RICHARD H. SCHWARTZ, PH.D.
Professor Emeritus, College of Staten Island
After years of being vilified by Turkish President Recep Tayyip Erdoğan, it is about time we Israelis stop buying Turkish products and flying Turkish-affiliated airlines like Turkish Air and Pegasus.
For years we have been told that it is just Erdogan, not the Turkish people who dislike us.
We have continued as if it is  business as usual and continue to  buy Turkish consumer goods sold to us by companies like Rami Levy (which produces a lot of its private-label foods there), and air travel that includes up to as many as 10 flights a day to Istanbul and other Turkish gateways.
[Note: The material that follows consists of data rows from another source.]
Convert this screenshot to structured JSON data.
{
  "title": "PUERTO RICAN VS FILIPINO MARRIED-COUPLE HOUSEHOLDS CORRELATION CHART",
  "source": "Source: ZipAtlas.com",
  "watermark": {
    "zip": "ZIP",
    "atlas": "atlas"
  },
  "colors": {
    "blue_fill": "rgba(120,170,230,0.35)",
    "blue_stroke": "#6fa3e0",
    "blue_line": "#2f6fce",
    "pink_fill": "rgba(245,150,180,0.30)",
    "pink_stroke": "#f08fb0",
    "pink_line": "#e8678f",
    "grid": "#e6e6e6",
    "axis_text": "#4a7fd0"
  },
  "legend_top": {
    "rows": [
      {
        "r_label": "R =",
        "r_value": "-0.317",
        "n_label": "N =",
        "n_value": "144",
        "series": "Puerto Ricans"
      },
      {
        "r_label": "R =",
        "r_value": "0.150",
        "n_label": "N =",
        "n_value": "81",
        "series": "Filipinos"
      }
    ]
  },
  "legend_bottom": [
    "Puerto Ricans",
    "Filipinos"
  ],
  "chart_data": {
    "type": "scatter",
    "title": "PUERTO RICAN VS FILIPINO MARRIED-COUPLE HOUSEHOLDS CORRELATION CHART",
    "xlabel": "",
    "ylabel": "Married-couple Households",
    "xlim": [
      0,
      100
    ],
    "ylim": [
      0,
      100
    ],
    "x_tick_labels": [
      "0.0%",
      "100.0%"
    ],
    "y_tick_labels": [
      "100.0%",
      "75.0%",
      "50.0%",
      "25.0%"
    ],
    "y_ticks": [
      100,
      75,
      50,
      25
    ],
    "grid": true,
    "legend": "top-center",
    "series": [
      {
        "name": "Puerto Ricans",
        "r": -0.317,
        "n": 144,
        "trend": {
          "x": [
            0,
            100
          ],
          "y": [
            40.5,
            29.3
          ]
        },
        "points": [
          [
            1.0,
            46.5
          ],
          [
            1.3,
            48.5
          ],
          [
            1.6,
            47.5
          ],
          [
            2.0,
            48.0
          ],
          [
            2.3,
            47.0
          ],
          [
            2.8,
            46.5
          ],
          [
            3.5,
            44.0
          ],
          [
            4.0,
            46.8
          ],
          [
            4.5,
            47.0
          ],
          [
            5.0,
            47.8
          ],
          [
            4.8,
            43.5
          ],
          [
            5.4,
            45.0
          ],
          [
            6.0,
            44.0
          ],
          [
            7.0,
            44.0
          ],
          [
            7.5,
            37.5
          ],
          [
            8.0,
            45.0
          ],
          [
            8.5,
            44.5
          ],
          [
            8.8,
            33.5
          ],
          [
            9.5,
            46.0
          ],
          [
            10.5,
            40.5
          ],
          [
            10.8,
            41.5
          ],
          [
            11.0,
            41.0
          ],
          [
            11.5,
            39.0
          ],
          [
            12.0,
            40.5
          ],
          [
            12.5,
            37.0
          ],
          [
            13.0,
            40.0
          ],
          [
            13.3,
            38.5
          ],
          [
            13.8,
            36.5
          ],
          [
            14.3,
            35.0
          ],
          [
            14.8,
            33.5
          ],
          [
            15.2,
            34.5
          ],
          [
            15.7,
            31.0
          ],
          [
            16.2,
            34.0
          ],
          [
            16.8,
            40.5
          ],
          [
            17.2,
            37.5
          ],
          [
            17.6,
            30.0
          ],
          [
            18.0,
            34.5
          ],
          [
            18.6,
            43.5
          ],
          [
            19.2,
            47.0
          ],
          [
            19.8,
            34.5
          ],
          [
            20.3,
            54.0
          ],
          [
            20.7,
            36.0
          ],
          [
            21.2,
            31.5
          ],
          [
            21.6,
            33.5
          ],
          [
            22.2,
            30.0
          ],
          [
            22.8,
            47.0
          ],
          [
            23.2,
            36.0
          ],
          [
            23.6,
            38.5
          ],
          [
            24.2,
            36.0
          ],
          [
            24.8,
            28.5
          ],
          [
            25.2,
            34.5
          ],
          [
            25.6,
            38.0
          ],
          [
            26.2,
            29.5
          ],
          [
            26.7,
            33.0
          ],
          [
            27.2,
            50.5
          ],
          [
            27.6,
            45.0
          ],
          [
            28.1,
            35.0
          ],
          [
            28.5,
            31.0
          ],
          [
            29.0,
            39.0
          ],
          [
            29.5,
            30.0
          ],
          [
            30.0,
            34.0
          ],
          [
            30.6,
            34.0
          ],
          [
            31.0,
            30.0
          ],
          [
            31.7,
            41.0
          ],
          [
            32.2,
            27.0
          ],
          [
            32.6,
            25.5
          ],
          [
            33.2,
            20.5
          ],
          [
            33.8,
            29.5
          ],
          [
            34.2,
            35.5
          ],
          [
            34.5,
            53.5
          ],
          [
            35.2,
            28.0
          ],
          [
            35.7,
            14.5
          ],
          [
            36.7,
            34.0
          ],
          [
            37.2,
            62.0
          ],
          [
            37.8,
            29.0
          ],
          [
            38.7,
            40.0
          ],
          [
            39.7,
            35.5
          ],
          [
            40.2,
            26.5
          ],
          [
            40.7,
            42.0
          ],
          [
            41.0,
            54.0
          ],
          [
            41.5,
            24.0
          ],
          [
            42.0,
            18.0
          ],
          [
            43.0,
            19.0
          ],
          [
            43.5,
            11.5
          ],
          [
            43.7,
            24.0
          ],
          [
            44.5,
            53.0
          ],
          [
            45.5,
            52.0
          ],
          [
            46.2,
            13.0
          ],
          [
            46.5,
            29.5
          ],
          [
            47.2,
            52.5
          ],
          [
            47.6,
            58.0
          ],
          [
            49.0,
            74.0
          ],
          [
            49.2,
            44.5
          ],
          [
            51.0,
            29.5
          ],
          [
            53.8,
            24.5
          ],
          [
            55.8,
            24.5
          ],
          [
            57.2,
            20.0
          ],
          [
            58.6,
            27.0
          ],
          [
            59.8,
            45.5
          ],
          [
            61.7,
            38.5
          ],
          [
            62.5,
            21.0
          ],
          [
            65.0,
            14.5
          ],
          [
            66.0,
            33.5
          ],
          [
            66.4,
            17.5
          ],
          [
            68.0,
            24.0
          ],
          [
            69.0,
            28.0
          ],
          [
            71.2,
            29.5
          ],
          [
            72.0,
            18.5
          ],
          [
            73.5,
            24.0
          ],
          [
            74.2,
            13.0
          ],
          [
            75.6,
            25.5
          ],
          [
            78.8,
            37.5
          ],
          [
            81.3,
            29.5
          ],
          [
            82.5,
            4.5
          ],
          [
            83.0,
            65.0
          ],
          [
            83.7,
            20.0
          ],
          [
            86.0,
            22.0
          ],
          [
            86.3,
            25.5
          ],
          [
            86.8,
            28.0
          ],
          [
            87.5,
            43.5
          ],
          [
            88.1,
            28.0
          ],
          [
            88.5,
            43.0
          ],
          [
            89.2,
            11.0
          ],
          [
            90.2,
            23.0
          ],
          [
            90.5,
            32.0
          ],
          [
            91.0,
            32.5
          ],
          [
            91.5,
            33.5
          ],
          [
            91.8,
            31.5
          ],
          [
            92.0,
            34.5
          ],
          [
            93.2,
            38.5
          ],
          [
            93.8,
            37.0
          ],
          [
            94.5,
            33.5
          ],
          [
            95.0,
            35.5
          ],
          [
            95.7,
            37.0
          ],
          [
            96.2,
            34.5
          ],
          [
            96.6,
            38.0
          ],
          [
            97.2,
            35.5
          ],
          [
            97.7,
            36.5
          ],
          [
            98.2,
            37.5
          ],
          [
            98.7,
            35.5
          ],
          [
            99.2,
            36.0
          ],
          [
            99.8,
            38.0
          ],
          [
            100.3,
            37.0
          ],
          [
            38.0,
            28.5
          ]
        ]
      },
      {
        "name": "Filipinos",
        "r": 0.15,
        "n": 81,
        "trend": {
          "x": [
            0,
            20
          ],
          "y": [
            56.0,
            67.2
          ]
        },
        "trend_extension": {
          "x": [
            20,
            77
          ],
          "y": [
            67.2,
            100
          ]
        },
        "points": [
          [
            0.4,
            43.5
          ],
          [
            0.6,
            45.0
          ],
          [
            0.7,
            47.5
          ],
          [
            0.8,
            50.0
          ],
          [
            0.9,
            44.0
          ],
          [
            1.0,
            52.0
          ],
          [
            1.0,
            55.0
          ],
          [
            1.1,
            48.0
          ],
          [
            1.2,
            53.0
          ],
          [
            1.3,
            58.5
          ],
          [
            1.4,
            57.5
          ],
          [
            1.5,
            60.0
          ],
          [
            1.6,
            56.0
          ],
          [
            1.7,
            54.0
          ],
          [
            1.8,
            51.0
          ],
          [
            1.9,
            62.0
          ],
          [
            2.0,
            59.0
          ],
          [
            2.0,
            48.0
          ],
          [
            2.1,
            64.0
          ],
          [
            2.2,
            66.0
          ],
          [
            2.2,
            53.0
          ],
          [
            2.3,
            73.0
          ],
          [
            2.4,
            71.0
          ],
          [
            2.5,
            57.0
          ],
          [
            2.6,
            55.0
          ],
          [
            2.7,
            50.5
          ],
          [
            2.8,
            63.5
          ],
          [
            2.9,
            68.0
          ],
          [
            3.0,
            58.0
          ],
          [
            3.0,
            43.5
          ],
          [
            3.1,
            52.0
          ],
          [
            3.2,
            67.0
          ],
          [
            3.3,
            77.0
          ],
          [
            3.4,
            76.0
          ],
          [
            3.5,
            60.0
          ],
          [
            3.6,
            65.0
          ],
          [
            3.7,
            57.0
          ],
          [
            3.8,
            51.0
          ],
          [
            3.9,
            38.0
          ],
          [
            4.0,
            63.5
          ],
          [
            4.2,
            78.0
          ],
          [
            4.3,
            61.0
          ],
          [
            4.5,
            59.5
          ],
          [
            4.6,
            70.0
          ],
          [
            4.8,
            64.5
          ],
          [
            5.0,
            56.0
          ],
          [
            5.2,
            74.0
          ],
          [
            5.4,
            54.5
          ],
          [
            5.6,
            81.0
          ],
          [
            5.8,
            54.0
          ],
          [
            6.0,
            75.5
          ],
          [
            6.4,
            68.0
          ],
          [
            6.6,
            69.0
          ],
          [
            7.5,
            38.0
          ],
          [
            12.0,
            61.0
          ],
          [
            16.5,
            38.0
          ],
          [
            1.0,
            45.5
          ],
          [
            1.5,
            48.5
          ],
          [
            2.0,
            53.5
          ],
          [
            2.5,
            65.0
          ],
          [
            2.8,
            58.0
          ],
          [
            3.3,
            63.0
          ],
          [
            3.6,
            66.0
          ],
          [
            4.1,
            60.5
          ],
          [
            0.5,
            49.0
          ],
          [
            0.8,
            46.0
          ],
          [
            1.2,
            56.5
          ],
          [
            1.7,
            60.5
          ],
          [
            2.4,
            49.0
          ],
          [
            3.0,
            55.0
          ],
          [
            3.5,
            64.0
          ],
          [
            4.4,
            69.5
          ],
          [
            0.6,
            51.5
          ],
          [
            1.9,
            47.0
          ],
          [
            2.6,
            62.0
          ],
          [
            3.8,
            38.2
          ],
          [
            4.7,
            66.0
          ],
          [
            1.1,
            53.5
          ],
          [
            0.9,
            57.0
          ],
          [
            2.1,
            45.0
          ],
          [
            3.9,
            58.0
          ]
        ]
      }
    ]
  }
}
El Al stopped flying years ago to Turkey due to the Turkish government’s decision to not allow armed Israeli security to man Israeli flights. Despite that, Israel allows unlimited flights a day, giving Turkey the monopoly on those flights.
If the Turkish people really do like us and do like to do business with us (and profit from us), we need them to finally pressure their leadership into toning down the incendiary hateful rhetoric that President Erdogan uses against us, including what he recently did at the United Nations (“PM slams Erdogan for comparing Gaza to Shoa” (September 25). Otherwise we should seriously contemplate boycotting Turkish consumer goods and airlines.
SHLOMO LOSHINSKY
Ma’aleh Adumim
Justin case
Am I alone in thinking that the brouhaha over Justin Trudeau’s fancy dress costume from decades ago has been overblown (Terra Incognita, Seth Frantzman)? Surely fancy dress is designed to be a witty or comic imitation of, or perhaps flattering, someone or thing that you are not. Why is a black face then racist? Does dressing like a fairy mean you hate and despise fairies? Does a superman costume indicate loathing of superheroes? I just don’t get this latest ridiculous hysteria generated by the hypersensitive PC brigade. I am not a great fan of Trudeau, but this kind of knee-jerk social witch hunt makes a mockery of the real fight against racial hatred.
ANTHONY LUDER
Rosh Pina
RSA punches above its weight
Regarding Gil Troy’s article, “Kanga Jews” (September 18) and the letter by Jack Davis (September 23), please do not forget that a substantial number of Australian Jews emanate from South Africa!
The Jews of South Africa punch much harder than any other country! As an example, “Machal.” The Jewish population in the USA was over five million, the maximum in RSA was 125,000! Yet the USA contributed just over 1,000, which included some Christians, to the cause, whereas RSA’s contribution was over 800!
South African Jewry was at the forefront of the resurgence of Israel, from Beitar, Shomer Hatzair, Habonim, Abba Eban, Kibbutzim Tzora, Yisrael, the first solar heater from Timorim {Miromit} & others!
More recently, Telfed & ESRA volunteers, a lot of South Africans do sterling work in a host of fields! Friday’s Jerusalem Post Magazine has Les Saidel, an ex-South African master baker, writing about teaching baking – and we all know how good and varied our bakeries are!
Too little account is taken of the mostly Lithuanian South Africans in respect of the support given by such a small community!
S. GELGOR
Tel Aviv
Holding bodies hostage
In “Grapevine” (September 27), we learn that both the Ukraine and Lithuania refuse to release and transfer (for financial money-making reasons) to Israel the remains of Rabbi Nachman of Breslov and the Gaon of Vilna.
The remains of prominent Jews are being held hostage for financial reasons.
Ukrainians committed the most outrageous atrocities in Babi Yar. The Lithuanians were a close match. These countries wanted the Jews either dead or out of their countries. Now they are making money by capitalizing on the remains of prominent jews. Characterizing this as outrageous is an understatement.
It is my understanding that the current president and prime minister of the Ukraine are both Jewish. Is this the right time to mount pressure on Ukraine to release and transfer to Israel the remains of Rabbi Nachman?
I am a traditional Jew living in Los Angeles, not connected in any manner to the followers of Rabbi Nachman or the Gaon of Vilna, but I am the son of Holocaust survivors. With respect to this matter, the article has shocked me.